Not all readers buy the idea that a reader whose parents were born in China, but herself was born and raised in the US, should find so mystifying the nativist side of the American character that is being displayed in the "mosque" and Koran-burning controversies.

Two representative responses below. The first says that the Chinese part of the writer's heritage should reduce the apparent "strangeness" of anti-Muslim activities; the second, from an Indian-American, says that familiarity with ethnic passions should be part of a basic understanding of America's living past. First, about China-and-Islam: 

it's incredible that someone only one generation removed from China (presumably still visiting family there, etc) sees America's irrational treatment of Islam as such an anachronism. China was dictating the boundaries of Islam well before half of America got on the bandwagon.
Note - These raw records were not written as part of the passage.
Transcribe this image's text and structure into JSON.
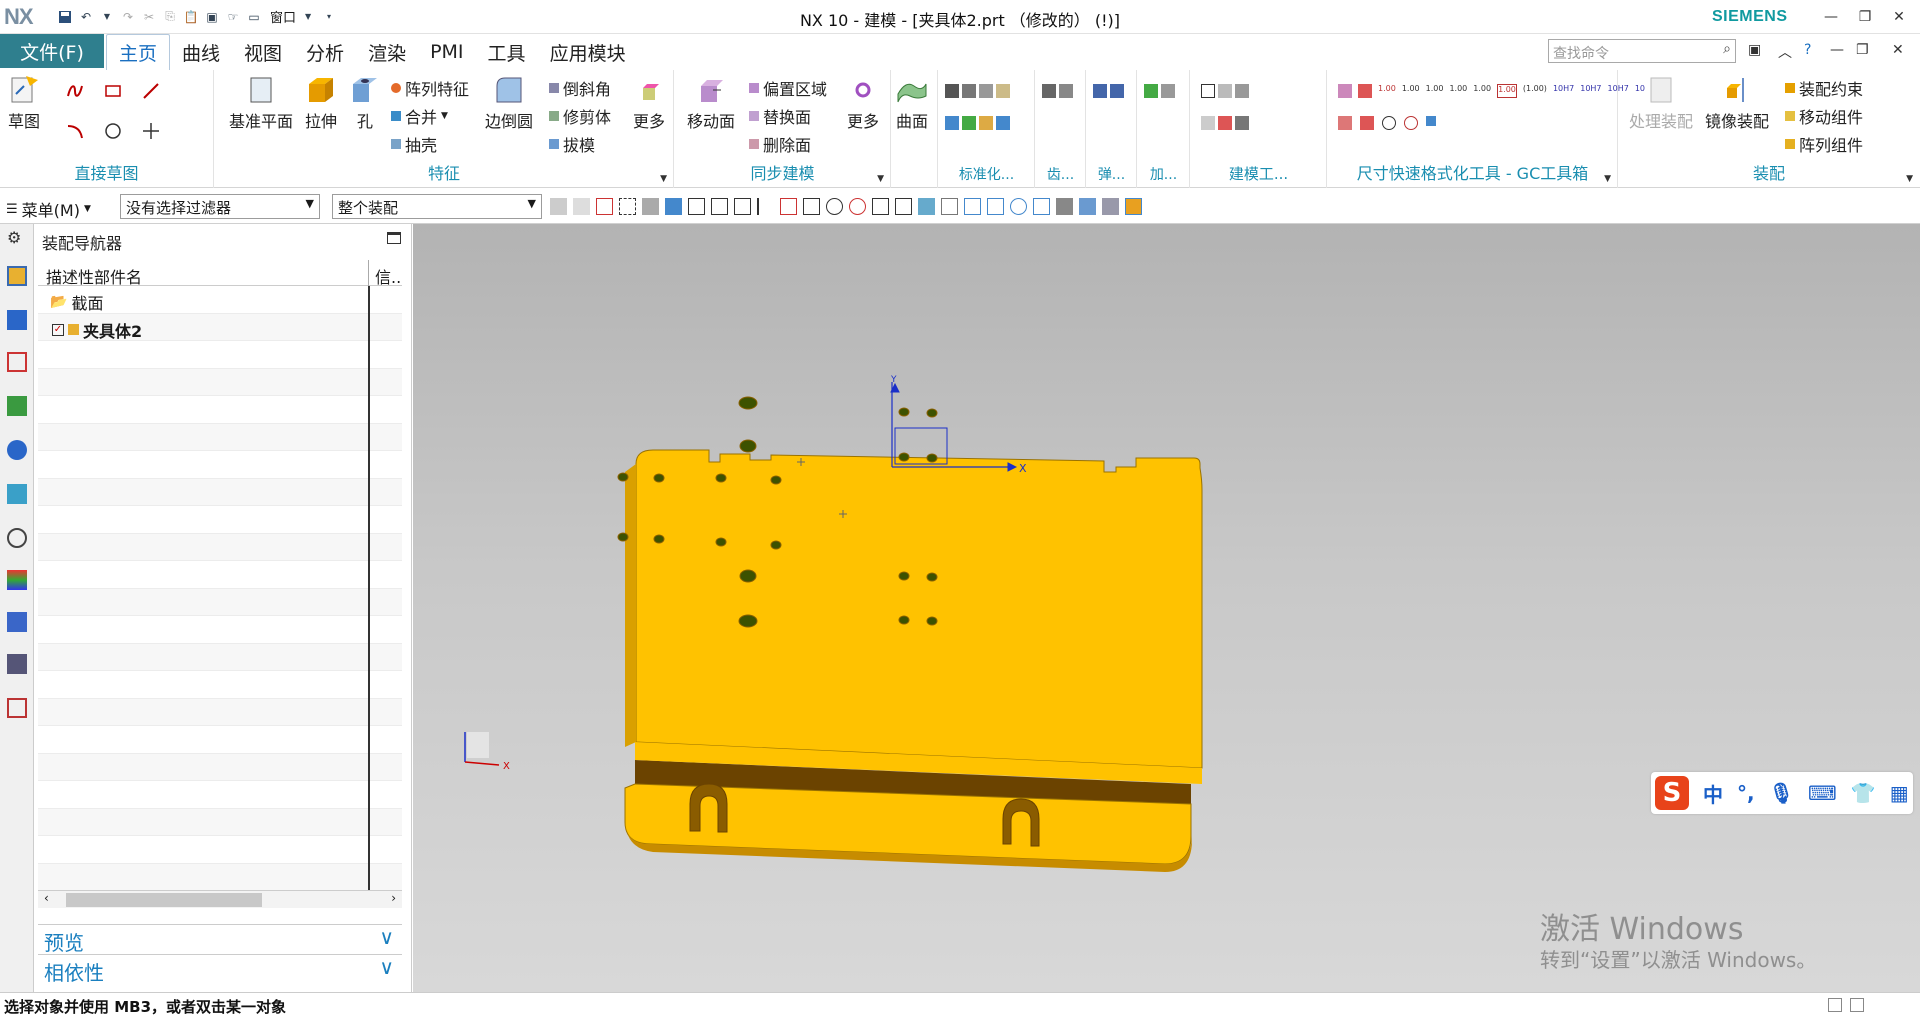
{
  "app": {
    "logo": "NX",
    "window_menu": "窗口",
    "title": "NX 10 - 建模 - [夹具体2.prt （修改的） (!)]",
    "brand": "SIEMENS"
  },
  "menu": {
    "file": "文件(F)",
    "tabs": [
      "主页",
      "曲线",
      "视图",
      "分析",
      "渲染",
      "PMI",
      "工具",
      "应用模块"
    ],
    "search_placeholder": "查找命令"
  },
  "ribbon": {
    "groups": {
      "sketch": {
        "name": "直接草图",
        "sketch_btn": "草图"
      },
      "feature": {
        "name": "特征",
        "datum": "基准平面",
        "extrude": "拉伸",
        "hole": "孔",
        "pattern": "阵列特征",
        "unite": "合并",
        "shell": "抽壳",
        "edge_blend": "边倒圆",
        "chamfer": "倒斜角",
        "trim": "修剪体",
        "draft": "拔模",
        "more": "更多"
      },
      "sync": {
        "name": "同步建模",
        "move_face": "移动面",
        "offset": "偏置区域",
        "replace": "替换面",
        "delete": "删除面",
        "more": "更多"
      },
      "surface": {
        "btn": "曲面"
      },
      "standard": {
        "name": "标准化..."
      },
      "gear": {
        "name": "齿..."
      },
      "spring": {
        "name": "弹..."
      },
      "add": {
        "name": "加..."
      },
      "modeling": {
        "name": "建模工..."
      },
      "gc": {
        "name": "尺寸快速格式化工具 - GC工具箱",
        "tolerance_labels": [
          "1.00",
          "10H7",
          "(1.00)"
        ]
      },
      "assembly": {
        "name": "装配",
        "process": "处理装配",
        "mirror": "镜像装配",
        "constraint": "装配约束",
        "move": "移动组件",
        "pattern": "阵列组件"
      }
    }
  },
  "toolbar2": {
    "menu": "菜单(M)",
    "filter": "没有选择过滤器",
    "scope": "整个装配"
  },
  "navigator": {
    "title": "装配导航器",
    "col_name": "描述性部件名",
    "col_info": "信..",
    "items": [
      {
        "label": "截面"
      },
      {
        "label": "夹具体2"
      }
    ],
    "preview": "预览",
    "dependency": "相依性"
  },
  "viewport": {
    "axis_x": "X",
    "axis_y": "Y",
    "part_color": "#ffc200"
  },
  "watermark": {
    "line1": "激活 Windows",
    "line2": "转到“设置”以激活 Windows。"
  },
  "ime": {
    "lang": "中",
    "punct": "°,"
  },
  "status": {
    "text": "选择对象并使用 MB3，或者双击某一对象"
  }
}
How many Chinese enjoy Uighur street food without recognizing that some Chinese Muslims are forced to keep their restaurants open throughout Ramadan? 

Now, from a reader named Krishna:

Your most recent reader letter "A Chinese-American View of the "Mosque" and the Muslim Menace" had me spurting my latte all over the computer this morning. After cleaning it up, my reaction, is wow, we really are doomed as a nation.

Becoming American, for immigrants and their children, is often described as a process of forgetting. And I'd take that one step further: Being American, regardless of what generation you are, is also about forgetting the past, and being able to focus on the future. But I've been having this debate for years: is education about struggling not to forget; or is about creating stories that just aid in the waking dream we live in.

Your correspondent claims to be 20 years old, and I assume in college, so perhaps he hasn't gotten that piece of paper that says he is educated, but wow. Talk about forgetful. Anyone with any self-awareness as an American could tell you the ugly undercurrents this "Ground Zero Mosque" business reveals aren't anything new. We've been dealing with this for 400 years. I mean, Peter Stuyvesant didn't want to let some Brazilian Jews build a synagogue until his bosses told him so.

But as I said, being American is about forgetting. But should educated Americans forget as well?
A few other angles:

1. Civil War as distant as the Franco-Prussian War? Oh lord. You posted a great link to the essay on "MEOW" a few weeks ago; how could someone who makes that statement even begin to understand that essay?

2. Chinese-Americans may feel this mosque business is nothing; Indian-Americans get very nervous because, well, I look Pakistani. Probably says more about inter Asian American politics than anything broader....

If you want to talk great power politics, perhaps China (and Chinese-Americans?) have gotten better at this forgetting process that we have.

I appreciate the original writer sending in her comments and stimulating this discussion.